Зато третий дом стал навсегда родным ему домом — семья тетки Аделаиды Семеновны Симанович.
Время шло, а из академии пока что никакого ответа о том, допущен или нет к экзаменам Валентин Серов, не было. Боясь показать вид, что он волнуется, Тоша потихоньку бегал посмотреть на дом, где помещалась академия, потолкаться в узких старинных коридорах, заглянуть сквозь приоткрытые двери в чужие мастерские. В картинной галерее при академии он знал уже наизусть каждую вещь.
Чувства, которые волновали его, были совершенно естественными. Кто из будущих художников не стоял молчаливо и взволнованно около знаменитых фиванских сфинксов, стерегущих лестницу в этот храм искусства? Кто не расспрашивал друзей, не листал справочников, путеводителей, энциклопедий, чтобы узнать хоть что-нибудь о его строителях Деламотте и Кокоринове, об истории создания императорской Академии художеств? Этот этап проходил сейчас и Валентин Серов.
Правда, от Репина и его друзей, бывших академистов, он немало слыхал об академии, об ее внутренних порядках, о профессорах, об отношении начальства к студентам. Знал по рассказам и то, где расположены мастерские, где какие классы.
Но некому было ему рассказать, что академия создана было не только для того, чтобы растить таланты, а для удовлетворения эстетических потребностей верхушки дворянского общества. Это учебное заведение более ста лет выпускало превосходных рисовальщиков, живописцев, скульпторов, главным делом которых было украшение дворцов и домов русской знати.
Однако жизнь двигалась вперед, менялись не только взаимоотношения отдельных людей, но и целых классов.
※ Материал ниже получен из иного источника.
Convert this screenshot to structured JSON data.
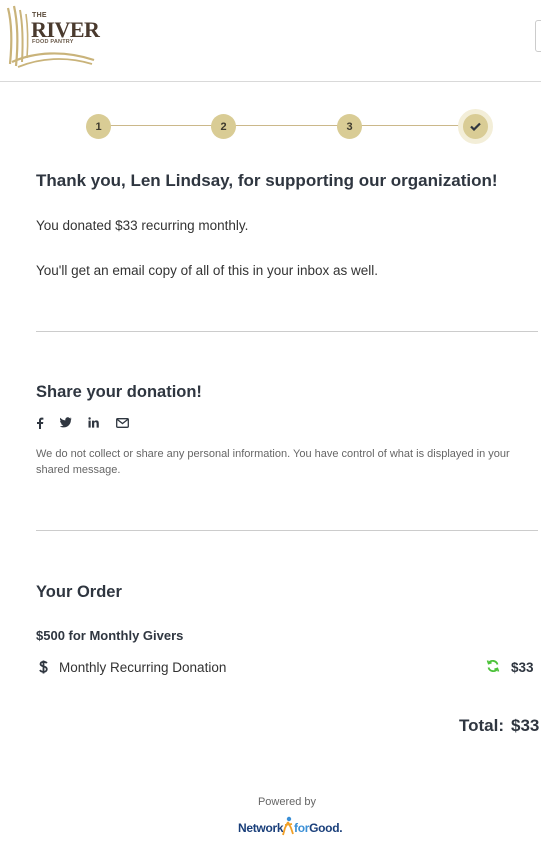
{
  "header": {
    "logo": {
      "line1": "THE",
      "line2": "RIVER",
      "line3": "FOOD PANTRY"
    }
  },
  "progress": {
    "steps": [
      {
        "label": "1",
        "status": "complete"
      },
      {
        "label": "2",
        "status": "complete"
      },
      {
        "label": "3",
        "status": "complete"
      },
      {
        "label": "",
        "status": "done",
        "icon": "check-icon"
      }
    ],
    "accent_color": "#d9cc95",
    "line_color": "#cbb88a"
  },
  "confirmation": {
    "heading": "Thank you, Len Lindsay, for supporting our organization!",
    "donation_text": "You donated $33 recurring monthly.",
    "email_text": "You'll get an email copy of all of this in your inbox as well."
  },
  "share": {
    "heading": "Share your donation!",
    "icons": [
      "facebook-icon",
      "twitter-icon",
      "linkedin-icon",
      "email-icon"
    ],
    "privacy_note": "We do not collect or share any personal information. You have control of what is displayed in your shared message."
  },
  "order": {
    "heading": "Your Order",
    "item_title": "$500 for Monthly Givers",
    "line_label": "Monthly Recurring Donation",
    "line_amount": "$33",
    "recurring_icon_color": "#4cc23a",
    "total_label": "Total:",
    "total_amount": "$33"
  },
  "footer": {
    "powered_by": "Powered by",
    "brand": {
      "part1": "Network",
      "part2": "for",
      "part3": "Good."
    }
  }
}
Поднимала голову промышленная буржуазия и входила в силу. Эстетические взгляды и требования менялись.
Новому обществу уже чужды были ложный классицизм, романтизм, академическая напыщенность. К шестидесятым годам, к эпохе реформ, появилось требование самобытности, национальности искусства, был поднят вопрос о допущении «простого жанра».
Академия всего этого принять не могла, оставаясь цитаделью дворянского искусства.
Идеологические искания, стремления к установлению новых эстетических критериев непосредственно касались учеников академии, принадлежавших к самым разным слоям общества. Эти все вопросы волновали молодые умы. Это было делом их жизни, их творчества. Шла упорная скрытая борьба с безыдейным натурализмом, с эстетическим академизмом — за содержание, за простоту, за народность, за конкретность, за реализм.
Борьба эта, происходившая между академией и ее учениками, глотнувшими свежего ветра, пронесшегося над пореформенной Россией, завершилась историческим скандалом. Тринадцать художников, кончавших в 1863 году, отказались от участия в академическом конкурсе на медаль и вышли из академии, организовав «Артель свободных художников». Это был роковой удар, навсегда оставивший след в монолитной академии.
В 1869 году на основе артели возникло «Товарищество передвижных выставок», объединившее всю прогрессивную часть московских и петербургских художников. Это товарищество было вторым ударом по академии.
В результате к восьмидесятым годам XIX века академия потеряла почти всякое влияние идеолога, руководителя художественных вкусов, идейного воспитателя поколений — она осталась только старым, добротным учебным заведением, дававшим знания, практические навыки, снабжавшим стипендиями, награждавшим медалистов поездками за границу, и все.
Именно это учебное заведение и имел в виду Репин, посылая Серова в Петербург.
Пришел в конце концов и тот долгожданный момент, когда Серову сообщили, что он может являться на экзамены. В серый осенний денек, такой обычный для Петербурга, перед ним открылись двери академии.
Экзаменовалось больше сотни человек, и самым младшим из них был Валентин Серов. Ему, ученику' Репина, не хотелось ударить лицом в грязь. Но рядом сидели бородатые опытные художники, немало поработавшие на своем веку. Были здесь учителя рисования, которые мечтали о звании «свободного художника», были иконописцы, которым хотелось оставить свое однообразное ремесленничество, были ученики Московского училища живописи и ваяния и других больших известных школ, вроде школы Мурашко в Киеве. Конкуренты казались Серову очень сильными.